Doente, cada dia ele reunia as forças que lhe restavam e partia à procura de viveres e de medicamentos para as crianças. Às vezes ele não trazia nada de suas buscas obstinadas, outras vezes ele voltava somente com uma ínfima parte do necessário. Apesar de fome incessante cada vez mais insuportável e às doenças sempre mais frequentes, ele cuidava para que seu orfanato funcionasse normalmente, a fim de que seus alunos pudessem sentir-se bem. Frequentemente ele trazia dos locais mais distantes uma nova criança encontrada na rua, no fim de suas forças, para quem a bondade do Velho Doutor significava a salvação durante algum tempo ainda.
Nestas condições rigorosas levadas ao extremo e que em tempo normal é difícil de se imaginar, nós temos em Korczak, no seu trabalho quotidiano, um exemplo do que pode fazer um genuíno homem guiado pelo amor.

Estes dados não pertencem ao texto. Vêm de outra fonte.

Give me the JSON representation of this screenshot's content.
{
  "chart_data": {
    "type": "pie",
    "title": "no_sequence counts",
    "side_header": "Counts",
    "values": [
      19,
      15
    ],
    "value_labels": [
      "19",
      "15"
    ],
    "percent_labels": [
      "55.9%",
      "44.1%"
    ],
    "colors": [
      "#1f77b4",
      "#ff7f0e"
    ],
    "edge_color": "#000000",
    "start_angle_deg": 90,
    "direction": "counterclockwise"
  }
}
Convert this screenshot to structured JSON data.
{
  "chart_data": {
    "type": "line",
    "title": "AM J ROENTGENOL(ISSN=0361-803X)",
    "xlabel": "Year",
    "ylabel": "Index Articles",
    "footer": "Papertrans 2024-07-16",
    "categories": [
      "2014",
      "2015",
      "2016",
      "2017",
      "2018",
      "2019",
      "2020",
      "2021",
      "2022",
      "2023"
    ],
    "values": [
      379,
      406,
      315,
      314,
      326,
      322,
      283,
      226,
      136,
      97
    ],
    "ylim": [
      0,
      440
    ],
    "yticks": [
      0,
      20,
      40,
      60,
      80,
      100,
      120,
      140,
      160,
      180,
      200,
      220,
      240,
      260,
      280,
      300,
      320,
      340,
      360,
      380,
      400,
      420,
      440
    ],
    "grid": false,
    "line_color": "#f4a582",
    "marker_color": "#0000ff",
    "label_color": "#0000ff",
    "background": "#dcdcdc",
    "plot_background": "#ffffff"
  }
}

Ele morreu com suas crianças na câmara de gás, em Treblinka. Mas apesar de mais de meio século ter se passado desde sua morte, a história não deixa margens a dúvidas: existe o homem, dentro dele um cérebro, junto com ele um coração e acima de todos seus sentidos uma faísca Divina: uma neshamá.
Como o próprio Korczak acreditava: "mesmo uma só pequena vela acesa vale mais que lamentar-se da escuridão", desejo que hoje não seja apenas um dia de dor e lamento. Que possamos sentir e chorar pelos que se foram, mas que ao mesmo tempo possamos acender a chama de muito mais luzes, verdadeiras obras divinas chamadas Filhos, Netos, Bisnetos daqueles que já não se encontram entre nós… fisicamente.